Why it matters: As Russia seeks to expand its energy infrastructure in the Arctic, China continues to fill the void vacated by some Western firms. For LNG projects, Russia has relied upon western energy firms like Total, Mitsui, and Shell to provide the necessary technology. But U.S. sanctions in 2014 imposed export prohibitions on services and technologies for exploration and production of Russian Arctic energy projects. Combined with high production costs and oil price fluctuations, investor interest curtailed and Arctic development stalled. These conditions provided an opportunity for Chinese firms to supply substitute technologies and billions of dollars of funding for Arctic LNG projects like Arctic LNG 2 and Yamal LNG, though whether these plans reach fruition remains to be seen. In 2013, Chinese oil firm Chinese National Petroleum Company (CNPC) began investing in Yamal LNG after signing a deal with Novatek. Russian-Chinese Arctic cooperation deepened in 2016 when Yamal LNG signed contracts with two Chinese banks for two 15-year credit lines worth a combined $12 billion.

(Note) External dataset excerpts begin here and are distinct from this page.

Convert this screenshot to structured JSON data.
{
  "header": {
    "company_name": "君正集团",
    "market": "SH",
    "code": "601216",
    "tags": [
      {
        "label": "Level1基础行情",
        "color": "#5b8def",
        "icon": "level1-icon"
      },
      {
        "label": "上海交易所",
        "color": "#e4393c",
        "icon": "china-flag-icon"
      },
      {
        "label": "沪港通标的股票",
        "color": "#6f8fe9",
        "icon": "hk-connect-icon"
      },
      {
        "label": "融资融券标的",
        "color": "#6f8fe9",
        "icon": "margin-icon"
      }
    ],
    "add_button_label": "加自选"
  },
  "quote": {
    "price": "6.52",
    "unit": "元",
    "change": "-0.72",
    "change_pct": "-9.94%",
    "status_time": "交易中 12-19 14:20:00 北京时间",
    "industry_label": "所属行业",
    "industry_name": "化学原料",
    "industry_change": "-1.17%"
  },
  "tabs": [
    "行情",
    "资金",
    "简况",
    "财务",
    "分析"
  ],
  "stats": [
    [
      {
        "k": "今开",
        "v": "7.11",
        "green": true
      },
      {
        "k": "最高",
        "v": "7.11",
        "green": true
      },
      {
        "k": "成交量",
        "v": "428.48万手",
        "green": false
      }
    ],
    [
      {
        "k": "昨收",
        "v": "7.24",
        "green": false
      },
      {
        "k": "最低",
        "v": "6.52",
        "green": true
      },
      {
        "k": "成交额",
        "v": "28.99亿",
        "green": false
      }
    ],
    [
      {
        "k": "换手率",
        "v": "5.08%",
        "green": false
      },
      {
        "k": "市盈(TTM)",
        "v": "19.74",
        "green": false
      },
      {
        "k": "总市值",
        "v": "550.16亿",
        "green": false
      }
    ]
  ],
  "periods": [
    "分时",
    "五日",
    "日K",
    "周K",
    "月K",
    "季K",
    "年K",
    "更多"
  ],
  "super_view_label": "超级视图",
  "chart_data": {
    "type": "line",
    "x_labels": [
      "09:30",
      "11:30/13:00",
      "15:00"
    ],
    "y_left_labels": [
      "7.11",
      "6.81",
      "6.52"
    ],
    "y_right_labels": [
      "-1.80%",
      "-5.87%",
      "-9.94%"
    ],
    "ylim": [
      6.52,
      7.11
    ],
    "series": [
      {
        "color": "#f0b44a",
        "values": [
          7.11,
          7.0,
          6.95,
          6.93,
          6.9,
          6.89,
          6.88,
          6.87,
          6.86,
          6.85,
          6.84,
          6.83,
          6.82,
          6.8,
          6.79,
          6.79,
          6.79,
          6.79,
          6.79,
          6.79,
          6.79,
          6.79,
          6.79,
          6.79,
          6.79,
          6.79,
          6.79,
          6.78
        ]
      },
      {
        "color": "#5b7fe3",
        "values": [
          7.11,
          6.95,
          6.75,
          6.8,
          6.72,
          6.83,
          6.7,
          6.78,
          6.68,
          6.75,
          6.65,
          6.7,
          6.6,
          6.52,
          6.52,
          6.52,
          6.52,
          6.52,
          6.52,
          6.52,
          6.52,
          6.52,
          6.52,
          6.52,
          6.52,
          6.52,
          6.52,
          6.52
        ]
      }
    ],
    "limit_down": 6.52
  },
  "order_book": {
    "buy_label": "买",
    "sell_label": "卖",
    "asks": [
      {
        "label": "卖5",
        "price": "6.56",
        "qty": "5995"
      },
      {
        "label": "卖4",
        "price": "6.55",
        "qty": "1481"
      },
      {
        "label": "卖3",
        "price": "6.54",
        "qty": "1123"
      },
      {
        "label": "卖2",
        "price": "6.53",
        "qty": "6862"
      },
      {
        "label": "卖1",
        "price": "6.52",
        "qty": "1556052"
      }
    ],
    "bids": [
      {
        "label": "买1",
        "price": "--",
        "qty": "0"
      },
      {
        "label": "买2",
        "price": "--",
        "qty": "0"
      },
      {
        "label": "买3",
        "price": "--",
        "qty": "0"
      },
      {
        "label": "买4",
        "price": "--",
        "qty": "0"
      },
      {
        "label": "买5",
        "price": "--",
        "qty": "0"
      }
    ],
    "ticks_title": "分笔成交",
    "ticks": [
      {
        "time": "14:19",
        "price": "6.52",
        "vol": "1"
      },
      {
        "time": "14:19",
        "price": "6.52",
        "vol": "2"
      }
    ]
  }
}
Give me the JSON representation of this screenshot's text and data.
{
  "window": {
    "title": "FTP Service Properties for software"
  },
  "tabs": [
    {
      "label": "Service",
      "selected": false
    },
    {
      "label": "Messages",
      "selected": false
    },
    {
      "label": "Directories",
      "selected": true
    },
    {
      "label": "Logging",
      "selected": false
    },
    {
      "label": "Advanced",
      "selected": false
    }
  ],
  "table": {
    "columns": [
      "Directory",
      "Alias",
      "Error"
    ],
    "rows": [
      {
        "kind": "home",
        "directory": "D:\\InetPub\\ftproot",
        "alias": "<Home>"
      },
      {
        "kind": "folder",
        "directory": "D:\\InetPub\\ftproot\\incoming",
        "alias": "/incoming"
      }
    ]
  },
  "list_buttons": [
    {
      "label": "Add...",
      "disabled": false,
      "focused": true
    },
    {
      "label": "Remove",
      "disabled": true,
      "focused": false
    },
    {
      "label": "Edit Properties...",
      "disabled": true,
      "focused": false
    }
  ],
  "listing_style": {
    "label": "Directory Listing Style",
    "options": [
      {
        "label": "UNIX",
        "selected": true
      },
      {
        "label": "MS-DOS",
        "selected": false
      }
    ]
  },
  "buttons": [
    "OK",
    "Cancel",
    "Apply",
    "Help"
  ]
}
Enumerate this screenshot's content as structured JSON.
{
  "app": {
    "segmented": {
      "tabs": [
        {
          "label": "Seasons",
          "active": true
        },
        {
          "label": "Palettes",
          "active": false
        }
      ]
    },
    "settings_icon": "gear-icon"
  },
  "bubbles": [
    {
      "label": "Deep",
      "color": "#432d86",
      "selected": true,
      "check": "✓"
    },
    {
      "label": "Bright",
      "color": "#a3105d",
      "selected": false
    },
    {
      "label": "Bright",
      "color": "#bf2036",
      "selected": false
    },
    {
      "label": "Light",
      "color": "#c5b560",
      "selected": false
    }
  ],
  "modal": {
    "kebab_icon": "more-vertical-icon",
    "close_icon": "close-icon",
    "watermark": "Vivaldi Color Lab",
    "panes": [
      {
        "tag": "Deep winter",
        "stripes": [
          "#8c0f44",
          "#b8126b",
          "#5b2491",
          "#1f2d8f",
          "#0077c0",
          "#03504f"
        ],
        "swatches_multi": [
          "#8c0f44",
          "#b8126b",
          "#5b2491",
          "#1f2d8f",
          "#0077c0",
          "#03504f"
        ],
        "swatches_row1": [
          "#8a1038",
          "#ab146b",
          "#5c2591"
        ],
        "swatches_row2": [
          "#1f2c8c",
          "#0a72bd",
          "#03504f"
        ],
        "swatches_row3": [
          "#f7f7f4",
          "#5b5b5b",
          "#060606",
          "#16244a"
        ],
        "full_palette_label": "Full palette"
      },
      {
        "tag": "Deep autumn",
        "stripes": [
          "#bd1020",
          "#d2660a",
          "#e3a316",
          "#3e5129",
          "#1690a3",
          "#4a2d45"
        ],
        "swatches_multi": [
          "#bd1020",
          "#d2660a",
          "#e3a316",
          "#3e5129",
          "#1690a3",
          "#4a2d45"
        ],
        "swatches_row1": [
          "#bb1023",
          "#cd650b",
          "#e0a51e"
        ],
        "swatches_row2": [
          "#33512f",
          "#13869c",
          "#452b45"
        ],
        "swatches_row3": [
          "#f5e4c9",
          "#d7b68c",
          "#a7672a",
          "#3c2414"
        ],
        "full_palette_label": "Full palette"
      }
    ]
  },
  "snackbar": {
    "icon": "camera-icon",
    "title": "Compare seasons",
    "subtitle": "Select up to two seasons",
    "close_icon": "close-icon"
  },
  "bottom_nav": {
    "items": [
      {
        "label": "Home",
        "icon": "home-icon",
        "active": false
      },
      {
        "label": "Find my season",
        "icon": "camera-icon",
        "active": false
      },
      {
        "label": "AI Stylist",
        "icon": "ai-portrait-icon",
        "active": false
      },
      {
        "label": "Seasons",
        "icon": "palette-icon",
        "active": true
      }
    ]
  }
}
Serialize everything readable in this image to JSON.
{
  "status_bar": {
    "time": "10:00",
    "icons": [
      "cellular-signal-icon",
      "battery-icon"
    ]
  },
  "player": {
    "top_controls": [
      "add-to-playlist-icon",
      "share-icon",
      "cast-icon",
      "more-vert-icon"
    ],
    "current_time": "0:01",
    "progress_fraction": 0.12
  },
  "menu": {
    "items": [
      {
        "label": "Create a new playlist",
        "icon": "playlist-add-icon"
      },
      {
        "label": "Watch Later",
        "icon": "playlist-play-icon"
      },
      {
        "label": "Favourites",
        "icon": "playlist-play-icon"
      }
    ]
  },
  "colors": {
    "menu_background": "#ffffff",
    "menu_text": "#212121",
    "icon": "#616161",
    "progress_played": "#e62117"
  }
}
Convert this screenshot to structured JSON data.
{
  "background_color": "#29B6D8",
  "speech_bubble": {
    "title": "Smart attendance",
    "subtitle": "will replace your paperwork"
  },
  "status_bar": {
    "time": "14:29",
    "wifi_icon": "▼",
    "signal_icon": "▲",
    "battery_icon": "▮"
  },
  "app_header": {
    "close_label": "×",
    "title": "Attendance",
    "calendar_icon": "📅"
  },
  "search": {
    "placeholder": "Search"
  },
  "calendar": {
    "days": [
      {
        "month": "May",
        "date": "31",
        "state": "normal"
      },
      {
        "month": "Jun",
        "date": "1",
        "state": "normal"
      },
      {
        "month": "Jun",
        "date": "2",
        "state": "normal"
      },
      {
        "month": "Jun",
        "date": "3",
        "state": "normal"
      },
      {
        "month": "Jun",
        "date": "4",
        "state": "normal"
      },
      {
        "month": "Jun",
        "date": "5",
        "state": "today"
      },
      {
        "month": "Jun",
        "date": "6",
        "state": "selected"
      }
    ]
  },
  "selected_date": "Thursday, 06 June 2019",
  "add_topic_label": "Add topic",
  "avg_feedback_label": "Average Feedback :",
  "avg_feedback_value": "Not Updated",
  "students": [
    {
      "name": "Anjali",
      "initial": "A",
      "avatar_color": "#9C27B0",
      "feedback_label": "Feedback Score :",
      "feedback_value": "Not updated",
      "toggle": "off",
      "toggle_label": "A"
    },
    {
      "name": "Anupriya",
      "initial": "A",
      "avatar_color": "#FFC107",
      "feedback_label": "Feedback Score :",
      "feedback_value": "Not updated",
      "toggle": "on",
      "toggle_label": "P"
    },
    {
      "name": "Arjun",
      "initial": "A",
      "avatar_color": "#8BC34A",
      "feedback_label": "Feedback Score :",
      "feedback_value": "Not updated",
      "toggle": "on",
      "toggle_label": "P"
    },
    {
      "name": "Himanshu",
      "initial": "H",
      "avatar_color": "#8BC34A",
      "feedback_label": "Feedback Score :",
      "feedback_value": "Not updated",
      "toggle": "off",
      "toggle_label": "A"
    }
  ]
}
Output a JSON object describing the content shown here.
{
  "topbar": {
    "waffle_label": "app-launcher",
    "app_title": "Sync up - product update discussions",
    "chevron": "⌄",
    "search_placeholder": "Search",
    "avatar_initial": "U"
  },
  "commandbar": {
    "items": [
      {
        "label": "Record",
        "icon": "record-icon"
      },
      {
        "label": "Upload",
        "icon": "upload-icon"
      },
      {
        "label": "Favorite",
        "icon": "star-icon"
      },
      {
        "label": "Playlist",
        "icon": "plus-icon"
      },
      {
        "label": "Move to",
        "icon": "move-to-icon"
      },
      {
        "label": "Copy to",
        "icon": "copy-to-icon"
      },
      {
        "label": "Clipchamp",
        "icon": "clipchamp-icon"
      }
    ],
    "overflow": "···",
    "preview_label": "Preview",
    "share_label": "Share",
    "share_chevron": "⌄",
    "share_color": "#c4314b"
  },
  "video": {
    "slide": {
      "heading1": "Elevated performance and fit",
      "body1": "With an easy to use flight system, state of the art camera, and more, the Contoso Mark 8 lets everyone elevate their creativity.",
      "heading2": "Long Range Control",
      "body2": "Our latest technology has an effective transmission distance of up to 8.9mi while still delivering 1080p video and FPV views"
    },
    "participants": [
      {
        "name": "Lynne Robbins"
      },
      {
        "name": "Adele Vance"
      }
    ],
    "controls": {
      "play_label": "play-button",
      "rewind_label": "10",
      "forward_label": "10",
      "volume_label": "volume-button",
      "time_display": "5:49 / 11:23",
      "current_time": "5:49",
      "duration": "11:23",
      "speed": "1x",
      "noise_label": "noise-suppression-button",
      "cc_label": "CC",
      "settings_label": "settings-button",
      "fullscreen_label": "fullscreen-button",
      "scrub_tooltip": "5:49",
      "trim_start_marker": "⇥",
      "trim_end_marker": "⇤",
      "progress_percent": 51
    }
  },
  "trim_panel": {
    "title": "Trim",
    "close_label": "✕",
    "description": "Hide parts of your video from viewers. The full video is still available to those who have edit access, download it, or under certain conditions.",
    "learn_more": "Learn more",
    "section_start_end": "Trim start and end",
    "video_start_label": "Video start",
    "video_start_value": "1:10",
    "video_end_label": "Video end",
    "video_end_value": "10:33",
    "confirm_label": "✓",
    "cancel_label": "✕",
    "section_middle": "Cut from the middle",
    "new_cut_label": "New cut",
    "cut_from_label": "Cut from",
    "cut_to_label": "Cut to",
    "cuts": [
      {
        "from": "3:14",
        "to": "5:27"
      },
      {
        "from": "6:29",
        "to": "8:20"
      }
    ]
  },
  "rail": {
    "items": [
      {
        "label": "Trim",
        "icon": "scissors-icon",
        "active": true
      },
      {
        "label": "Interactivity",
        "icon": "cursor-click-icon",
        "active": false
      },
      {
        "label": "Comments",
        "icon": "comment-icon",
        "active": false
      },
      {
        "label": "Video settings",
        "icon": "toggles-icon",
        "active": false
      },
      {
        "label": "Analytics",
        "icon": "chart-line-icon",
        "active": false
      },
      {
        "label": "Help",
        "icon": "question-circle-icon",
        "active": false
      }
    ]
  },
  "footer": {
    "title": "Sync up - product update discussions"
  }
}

China has become the largest foreign stakeholder in Russia’s LNG projects. Arctic LNG 2 is majority-owned by Novatek (60%), with two Chinese firms, Chinese National Offshore Oil Corporation (CNOOC) and CNPC, owning 10% shares, respectively. Likewise, CNPC and state-owned investment fund Silk Road Fund own 29.9% of Yamal LNG. CNPC has agreed to purchase 3 million tons (4.4 bcm) of LNG annually from the Yamal project, approximately 18% of the project’s estimated future production.